Moreover, the recognition of the limits of rationality in the daily practice of management seems to be particularly useful. An alternative conceptualization of agility that has a similar focus on activities in organizations is proposed by Zheng et al. (2011), who define collective agility as a performance, “an attribute emergent from the day-to-day practices of social actors” (p. 305). They contrast this with the received views of “agility as empirically validated small group methods and practices” (p. 305) and “agility as an organizational capability” (bid.), which amount to the practices generally called ‘agile software development’ (Fowler & Highsmith

2001), as well as to the concept of organizational agility (they refer e.g. to Highsmith 2002):

We develop a third and distinct perspective, what we call collective agility seen as a ‘structuring property’ (Giddens, 1984) of a collective, instantiated in improvisational behaviour of individuals and groups and in their social interactions. In other words, collective agility is an attribute emergent from the day-to-day practices of social actors. We thus explore agility as a performance. (p.305, italics in original)

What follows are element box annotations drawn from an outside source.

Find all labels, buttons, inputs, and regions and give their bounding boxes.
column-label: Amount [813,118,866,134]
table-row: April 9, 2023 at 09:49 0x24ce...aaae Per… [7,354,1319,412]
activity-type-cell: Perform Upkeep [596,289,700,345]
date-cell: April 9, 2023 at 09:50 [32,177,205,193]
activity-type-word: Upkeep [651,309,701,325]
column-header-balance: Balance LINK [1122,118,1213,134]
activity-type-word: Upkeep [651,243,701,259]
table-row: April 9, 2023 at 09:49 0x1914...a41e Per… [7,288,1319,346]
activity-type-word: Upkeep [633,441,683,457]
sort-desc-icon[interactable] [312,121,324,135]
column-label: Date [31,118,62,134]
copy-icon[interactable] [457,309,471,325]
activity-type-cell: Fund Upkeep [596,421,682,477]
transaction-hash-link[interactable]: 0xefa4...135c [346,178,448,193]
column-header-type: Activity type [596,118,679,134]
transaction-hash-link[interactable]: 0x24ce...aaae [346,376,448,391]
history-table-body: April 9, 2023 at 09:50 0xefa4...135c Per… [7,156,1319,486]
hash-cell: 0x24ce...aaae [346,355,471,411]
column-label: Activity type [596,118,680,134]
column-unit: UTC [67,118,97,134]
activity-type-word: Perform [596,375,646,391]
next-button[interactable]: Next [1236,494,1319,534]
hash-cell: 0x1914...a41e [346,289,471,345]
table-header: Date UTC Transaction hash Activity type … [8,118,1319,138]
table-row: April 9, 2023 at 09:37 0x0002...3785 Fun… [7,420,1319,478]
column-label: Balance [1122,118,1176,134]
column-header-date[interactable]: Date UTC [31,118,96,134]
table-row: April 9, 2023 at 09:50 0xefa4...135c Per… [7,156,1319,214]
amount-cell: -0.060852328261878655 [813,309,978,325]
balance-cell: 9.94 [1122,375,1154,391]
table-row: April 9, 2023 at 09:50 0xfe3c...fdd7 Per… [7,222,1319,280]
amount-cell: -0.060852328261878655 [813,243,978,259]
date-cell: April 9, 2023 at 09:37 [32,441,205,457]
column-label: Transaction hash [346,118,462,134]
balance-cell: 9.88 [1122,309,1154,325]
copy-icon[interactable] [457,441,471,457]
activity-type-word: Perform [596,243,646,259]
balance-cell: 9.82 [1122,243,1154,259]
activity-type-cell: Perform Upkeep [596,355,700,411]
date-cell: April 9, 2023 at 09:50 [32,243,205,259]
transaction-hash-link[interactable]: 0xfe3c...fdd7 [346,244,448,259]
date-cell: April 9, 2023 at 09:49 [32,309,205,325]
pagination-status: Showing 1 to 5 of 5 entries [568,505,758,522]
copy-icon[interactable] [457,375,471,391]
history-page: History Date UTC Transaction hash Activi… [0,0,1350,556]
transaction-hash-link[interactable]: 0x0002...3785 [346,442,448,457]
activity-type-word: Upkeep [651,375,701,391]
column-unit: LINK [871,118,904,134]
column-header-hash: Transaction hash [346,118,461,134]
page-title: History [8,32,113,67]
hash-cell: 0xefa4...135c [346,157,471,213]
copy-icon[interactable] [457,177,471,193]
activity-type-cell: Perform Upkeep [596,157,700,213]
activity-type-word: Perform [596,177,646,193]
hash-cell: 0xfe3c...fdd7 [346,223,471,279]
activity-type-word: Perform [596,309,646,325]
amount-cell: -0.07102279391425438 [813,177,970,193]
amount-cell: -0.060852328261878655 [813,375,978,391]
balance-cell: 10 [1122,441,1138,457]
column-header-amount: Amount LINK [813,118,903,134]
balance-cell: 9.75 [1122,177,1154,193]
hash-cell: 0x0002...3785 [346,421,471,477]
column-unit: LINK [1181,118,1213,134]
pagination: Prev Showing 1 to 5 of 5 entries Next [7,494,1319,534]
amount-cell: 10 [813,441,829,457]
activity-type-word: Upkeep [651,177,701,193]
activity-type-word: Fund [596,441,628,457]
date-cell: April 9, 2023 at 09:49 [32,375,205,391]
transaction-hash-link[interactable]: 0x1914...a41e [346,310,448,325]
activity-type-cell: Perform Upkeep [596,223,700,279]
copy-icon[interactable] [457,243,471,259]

The authors describe agility as “an expression of what people do or achieve, rather than what they might do or capabilities they hold” (p. 329). This shifts the focus of research to the practices in an organization, where agility is seen as the result of a socio-technical process. This thesis will adopt this conceptualization as it overcomes some of the limitations of traditional views on agility discussed before, like the contrast between dynamic information needs and static technology described by Galliers (2011). Moreover, the focus on performances enables more dynamic con-ceptualizations of information systems, as illustrated by Zheng et al.'s (2011) case study, which looks at a computing grid for particle physics supporting the Large Hadron Collider at CERN, the European laboratory for particle physics.